"Don't lump me in with that lot!" -- a demand made of an aunt of mine who refused to be associated with any kind of collective. She immediately came to mind when I was listening to a radio program about public health care.

The caller-in was admonishing an earlier caller who had been a little fulsome in her praise for Medicare. He contemptuously dismissed the argument that the public health care system will be jeopardized if private clinics are allowed to infiltrate it. Rather, he advocated that the public system should be more flexible by allowing private health clinics into a system which is foundering because the government cannot sustain the rising costs of covering medical care for "just" anyone and everyone.

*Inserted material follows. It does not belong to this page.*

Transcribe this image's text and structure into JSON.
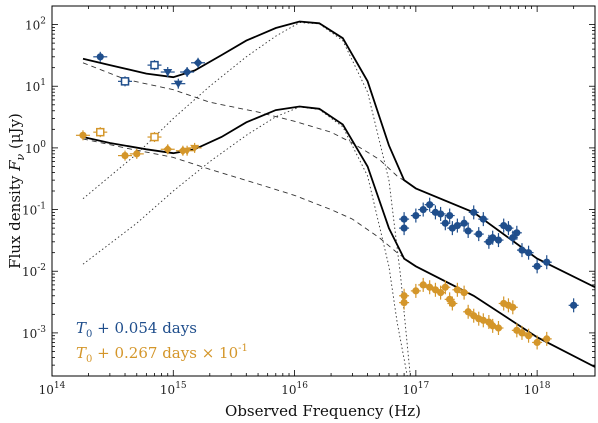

The host suggested that all things considered, the public system has never proved to be more costly than maintaining a private system. The caller said that this kind of claim was "predictable," and went on to make his main point which was that to impose universal health care on the population as a whole is a denial of the individual's right to the freedom of choice. Ah! There it is! The caller does not wish to be a member of any plan which includes the lumpenproletariat, the have-nots, those on the dole (welfare), the tin-cup crowd (panhandlers), or the line-ups for handouts. He does not want to be in community with those for whom the freedom of choice means absolutely nothing because it doesn't exist for them.

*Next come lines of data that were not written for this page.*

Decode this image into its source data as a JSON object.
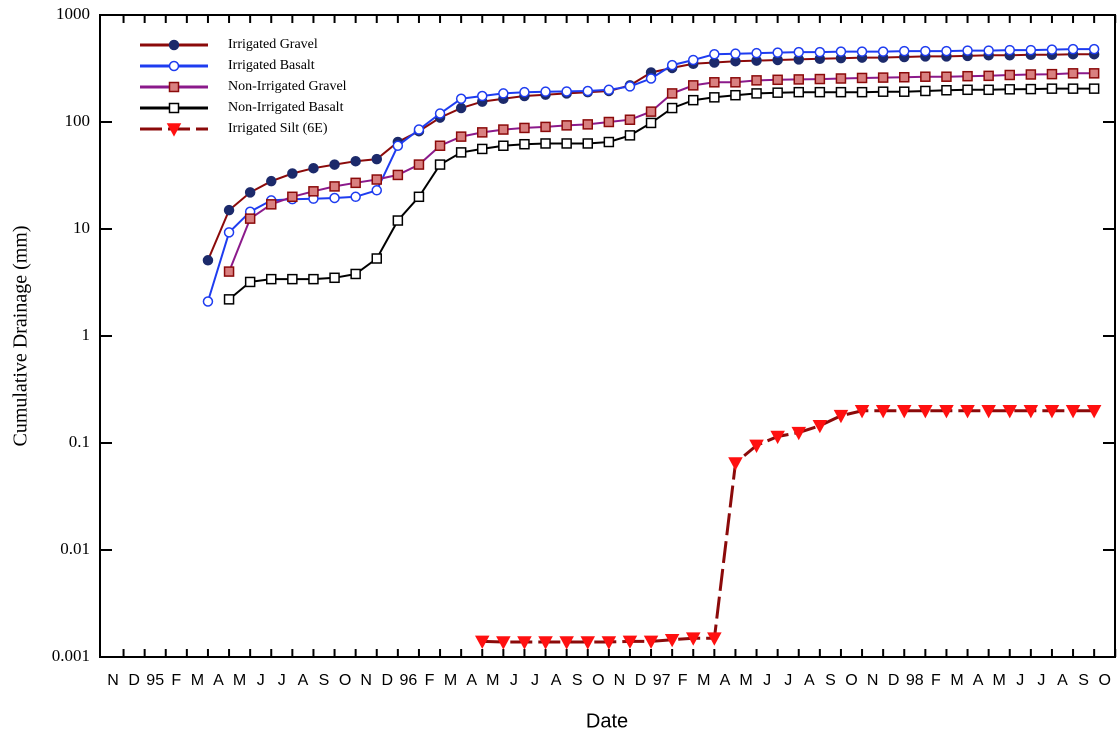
{
  "chart_data": {
    "type": "line",
    "y_label": "Cumulative Drainage (mm)",
    "x_label": "Date",
    "log_scale_y": true,
    "legend_position": "top-left",
    "categories": [
      "N",
      "D",
      "95",
      "F",
      "M",
      "A",
      "M",
      "J",
      "J",
      "A",
      "S",
      "O",
      "N",
      "D",
      "96",
      "F",
      "M",
      "A",
      "M",
      "J",
      "J",
      "A",
      "S",
      "O",
      "N",
      "D",
      "97",
      "F",
      "M",
      "A",
      "M",
      "J",
      "J",
      "A",
      "S",
      "O",
      "N",
      "D",
      "98",
      "F",
      "M",
      "A",
      "M",
      "J",
      "J",
      "A",
      "S",
      "O"
    ],
    "ylim": [
      0.001,
      1000
    ],
    "yticks": [
      0.001,
      0.01,
      0.1,
      1,
      10,
      100,
      1000
    ],
    "series": [
      {
        "name": "Irrigated Gravel",
        "color": "#8b0a0a",
        "marker": "circle",
        "marker_fill": "#1c2a6b",
        "marker_stroke": "#1c2a6b",
        "dashed": false,
        "values": [
          null,
          null,
          null,
          null,
          5.1,
          15,
          22,
          28,
          33,
          37,
          40,
          43,
          45,
          65,
          82,
          110,
          135,
          155,
          165,
          175,
          180,
          185,
          190,
          195,
          220,
          290,
          320,
          350,
          360,
          370,
          375,
          380,
          385,
          390,
          395,
          400,
          400,
          405,
          410,
          410,
          415,
          420,
          420,
          425,
          425,
          430,
          430,
          null
        ]
      },
      {
        "name": "Irrigated Basalt",
        "color": "#1e3cf0",
        "marker": "circle",
        "marker_fill": "#ffffff",
        "marker_stroke": "#1e3cf0",
        "dashed": false,
        "values": [
          null,
          null,
          null,
          null,
          2.1,
          9.3,
          14.5,
          18.5,
          19,
          19.2,
          19.5,
          20,
          23,
          60,
          85,
          120,
          165,
          175,
          185,
          190,
          192,
          193,
          195,
          200,
          215,
          255,
          340,
          380,
          430,
          435,
          440,
          445,
          450,
          450,
          455,
          455,
          455,
          460,
          460,
          460,
          465,
          465,
          470,
          470,
          475,
          480,
          480,
          null
        ]
      },
      {
        "name": "Non-Irrigated Gravel",
        "color": "#8b1a8b",
        "marker": "square",
        "marker_fill": "#d98080",
        "marker_stroke": "#8b0a0a",
        "dashed": false,
        "values": [
          null,
          null,
          null,
          null,
          null,
          4,
          12.5,
          17,
          20,
          22.5,
          25,
          27,
          29,
          32,
          40,
          60,
          73,
          80,
          85,
          88,
          90,
          93,
          95,
          100,
          105,
          125,
          185,
          220,
          235,
          235,
          245,
          248,
          250,
          252,
          255,
          258,
          260,
          262,
          265,
          265,
          268,
          270,
          275,
          278,
          280,
          285,
          285,
          null
        ]
      },
      {
        "name": "Non-Irrigated Basalt",
        "color": "#000000",
        "marker": "square",
        "marker_fill": "#ffffff",
        "marker_stroke": "#000000",
        "dashed": false,
        "values": [
          null,
          null,
          null,
          null,
          null,
          2.2,
          3.2,
          3.4,
          3.4,
          3.4,
          3.5,
          3.8,
          5.3,
          12,
          20,
          40,
          52,
          56,
          60,
          62,
          63,
          63,
          63,
          65,
          75,
          98,
          135,
          160,
          170,
          178,
          185,
          188,
          190,
          190,
          190,
          190,
          192,
          192,
          195,
          198,
          200,
          200,
          202,
          203,
          205,
          205,
          205,
          null
        ]
      },
      {
        "name": "Irrigated Silt (6E)",
        "color": "#8b0a0a",
        "marker": "triangle-down",
        "marker_fill": "#ff1010",
        "marker_stroke": "#ff1010",
        "dashed": true,
        "values": [
          null,
          null,
          null,
          null,
          null,
          null,
          null,
          null,
          null,
          null,
          null,
          null,
          null,
          null,
          null,
          null,
          null,
          0.0014,
          0.00138,
          0.00138,
          0.00138,
          0.00138,
          0.00138,
          0.00138,
          0.0014,
          0.0014,
          0.00145,
          0.0015,
          0.0015,
          0.065,
          0.095,
          0.115,
          0.125,
          0.145,
          0.18,
          0.2,
          0.2,
          0.2,
          0.2,
          0.2,
          0.2,
          0.2,
          0.2,
          0.2,
          0.2,
          0.2,
          0.2,
          null
        ]
      }
    ]
  }
}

Another expression which would probably not go down too well with him is "common good." I used it recently during the last election when I asked a question at an all candidates' meeting. A woman in the audience countered my question by asking another one which she prefaced with the statement that she rejected the idea of common good because she did not consider herself "common" and she would choose to whom she would be good.
 
Public health care is a great equalizer, but it does not presuppose an absence of differences between persons or social groups. It simply exposes our universal vulnerability to illness and requires that we assume responsibility for universal health care.